Axis is a slightly indirect sequel, taking place a few decades after the climax of Spin. The acceleration of the Earth through time has stopped as mysteriously as it began, and a giant Arch has appeared in the Indian Ocean that allows boats to pass onto another world. The New World has been colonized, and is busily being exploited for its natural resources, chiefly the oil and gas found in the western deserts of the main continent.

The main story of Axis follows Lise Adams, a young woman who is searching for an explanation of her father’s mysterious disappearance ten years earlier. She returns to Port Magellan (the main city on the New World) on the trail of a mysterious academic thought to be running a remote commune of some sort, and resumes her relationship with Turk Findley, a bush pilot she had an affair with some time earlier. As they’re getting re-acquainted over dinner, though, a mysterious “ash” starts to fall on the city, containing odd remnants of alien machines, and soon they find themselves in well over their heads, contending with mysterious alien events, hunted by menacing government agents, and trying to discover the results of an ethically dubious attempt to communicate with the alien Hypotheticals.

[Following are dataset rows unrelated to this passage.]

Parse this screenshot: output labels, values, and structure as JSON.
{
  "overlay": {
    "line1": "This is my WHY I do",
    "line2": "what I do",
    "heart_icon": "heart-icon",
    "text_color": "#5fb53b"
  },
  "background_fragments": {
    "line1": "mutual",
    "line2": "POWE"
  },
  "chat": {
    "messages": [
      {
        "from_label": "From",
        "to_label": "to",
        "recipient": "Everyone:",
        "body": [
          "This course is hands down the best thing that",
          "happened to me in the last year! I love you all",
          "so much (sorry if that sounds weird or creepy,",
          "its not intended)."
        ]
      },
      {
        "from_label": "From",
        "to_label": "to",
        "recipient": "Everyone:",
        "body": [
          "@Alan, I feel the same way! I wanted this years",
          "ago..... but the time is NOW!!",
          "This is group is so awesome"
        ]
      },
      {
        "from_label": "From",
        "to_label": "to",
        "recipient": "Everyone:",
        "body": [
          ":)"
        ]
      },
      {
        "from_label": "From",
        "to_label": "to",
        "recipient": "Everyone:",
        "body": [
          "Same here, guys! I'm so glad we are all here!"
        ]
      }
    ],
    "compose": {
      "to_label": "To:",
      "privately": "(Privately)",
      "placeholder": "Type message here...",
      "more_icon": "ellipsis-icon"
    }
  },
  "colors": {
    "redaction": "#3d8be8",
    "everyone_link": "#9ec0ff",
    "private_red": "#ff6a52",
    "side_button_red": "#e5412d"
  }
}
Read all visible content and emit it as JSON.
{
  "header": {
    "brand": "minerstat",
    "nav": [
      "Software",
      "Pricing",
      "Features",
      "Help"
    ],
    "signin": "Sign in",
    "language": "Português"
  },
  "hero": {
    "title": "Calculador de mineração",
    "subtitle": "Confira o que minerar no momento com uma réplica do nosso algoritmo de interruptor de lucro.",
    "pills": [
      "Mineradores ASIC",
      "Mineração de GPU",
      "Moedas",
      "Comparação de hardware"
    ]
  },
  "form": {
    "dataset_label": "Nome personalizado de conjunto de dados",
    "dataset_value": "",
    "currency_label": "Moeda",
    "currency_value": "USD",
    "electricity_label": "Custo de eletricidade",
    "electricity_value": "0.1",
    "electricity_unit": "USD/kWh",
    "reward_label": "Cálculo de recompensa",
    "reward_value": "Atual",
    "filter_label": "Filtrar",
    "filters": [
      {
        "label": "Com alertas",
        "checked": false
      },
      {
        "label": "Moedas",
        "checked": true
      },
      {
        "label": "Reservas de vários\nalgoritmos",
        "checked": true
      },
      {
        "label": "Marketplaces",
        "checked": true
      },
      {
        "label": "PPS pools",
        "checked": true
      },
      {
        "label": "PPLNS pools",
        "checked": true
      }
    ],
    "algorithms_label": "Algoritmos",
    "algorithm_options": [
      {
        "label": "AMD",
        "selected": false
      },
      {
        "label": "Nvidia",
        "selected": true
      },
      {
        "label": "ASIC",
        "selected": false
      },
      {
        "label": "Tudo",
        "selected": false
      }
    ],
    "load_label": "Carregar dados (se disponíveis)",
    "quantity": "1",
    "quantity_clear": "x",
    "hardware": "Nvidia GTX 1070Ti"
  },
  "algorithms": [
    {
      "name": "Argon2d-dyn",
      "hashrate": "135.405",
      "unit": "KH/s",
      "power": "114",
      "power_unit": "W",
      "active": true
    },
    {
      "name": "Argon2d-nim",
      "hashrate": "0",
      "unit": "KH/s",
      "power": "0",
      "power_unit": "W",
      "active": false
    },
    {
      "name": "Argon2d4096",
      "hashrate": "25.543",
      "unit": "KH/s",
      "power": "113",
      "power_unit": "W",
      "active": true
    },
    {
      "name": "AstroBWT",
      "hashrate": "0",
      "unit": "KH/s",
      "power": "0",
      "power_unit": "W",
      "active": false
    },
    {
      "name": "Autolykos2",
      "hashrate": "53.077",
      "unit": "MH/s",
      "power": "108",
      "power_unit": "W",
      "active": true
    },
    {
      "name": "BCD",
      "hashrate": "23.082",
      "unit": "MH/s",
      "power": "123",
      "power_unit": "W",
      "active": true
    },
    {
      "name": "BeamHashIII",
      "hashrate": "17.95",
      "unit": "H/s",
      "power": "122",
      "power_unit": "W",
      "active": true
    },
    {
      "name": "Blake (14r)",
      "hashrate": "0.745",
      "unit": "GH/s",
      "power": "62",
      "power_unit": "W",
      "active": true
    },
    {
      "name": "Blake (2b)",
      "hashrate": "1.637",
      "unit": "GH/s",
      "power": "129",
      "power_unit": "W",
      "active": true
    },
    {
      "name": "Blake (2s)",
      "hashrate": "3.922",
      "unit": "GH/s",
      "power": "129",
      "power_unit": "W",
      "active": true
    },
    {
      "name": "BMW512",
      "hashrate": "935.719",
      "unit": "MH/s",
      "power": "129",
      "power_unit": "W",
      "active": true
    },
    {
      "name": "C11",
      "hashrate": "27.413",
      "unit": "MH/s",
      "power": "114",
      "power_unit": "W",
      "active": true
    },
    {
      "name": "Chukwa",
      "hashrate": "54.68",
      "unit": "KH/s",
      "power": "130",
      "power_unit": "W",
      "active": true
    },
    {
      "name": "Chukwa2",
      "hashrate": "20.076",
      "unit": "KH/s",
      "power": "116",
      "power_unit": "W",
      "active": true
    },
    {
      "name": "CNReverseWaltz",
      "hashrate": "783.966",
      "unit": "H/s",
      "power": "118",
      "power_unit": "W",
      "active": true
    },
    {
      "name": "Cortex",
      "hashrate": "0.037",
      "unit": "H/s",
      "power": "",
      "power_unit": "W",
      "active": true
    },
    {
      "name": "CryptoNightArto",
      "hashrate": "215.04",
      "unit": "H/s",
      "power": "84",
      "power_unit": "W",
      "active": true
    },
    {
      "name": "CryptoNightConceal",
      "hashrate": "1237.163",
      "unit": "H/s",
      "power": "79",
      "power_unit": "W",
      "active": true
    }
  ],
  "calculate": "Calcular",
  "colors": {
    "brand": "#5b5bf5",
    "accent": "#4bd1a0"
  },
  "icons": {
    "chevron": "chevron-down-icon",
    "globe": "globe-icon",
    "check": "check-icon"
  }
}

In many ways, this is a more straightforward book than the other Wilson novels I’ve read. Lise and Turk are not movers and shakers in their own right, but they find themselves at the center of events in a way that the characters in Blind Lake and The Chronoliths are not, and their primary concerns are closely aligned with the central alien mystery, unlike the characters in Spin. The personal mystery Lise needs to solve is closely related to the cosmic mystery that the reader wants to solve, and the plot proceeds in a relatively straightforward manner.

I say “relatively straightforward” because this is, after all, a Wilson novel. They’re little people caught up in big events, and Wilson doesn’t feel overly compelled to explain the details of what’s going on. He creates a very nice sense of looming dread concerning exactly what the Hypotheticals are up to, and while the explanation at the end is clearer than some of his other books, it’s not quite what you expect, and it leaves open almost as many questions as it answers.

This book doesn’t have the same scope as Spin, which spanned both decades and eons. The entire plot covers only a few eventful weeks, and the cosmic mysteries are confined to a single planet, unlike Spin, where the terraforming of Mars is basically a footnote to the main action. As with all his other books, though, the characters are well drawn, and the central mystery is nicely worked out.

I’d rate this a notch below Spin, mostly because the central conceit isn’t as impressive and new. It’s still an excellent book, though, and I recommend reading it when it comes out in September.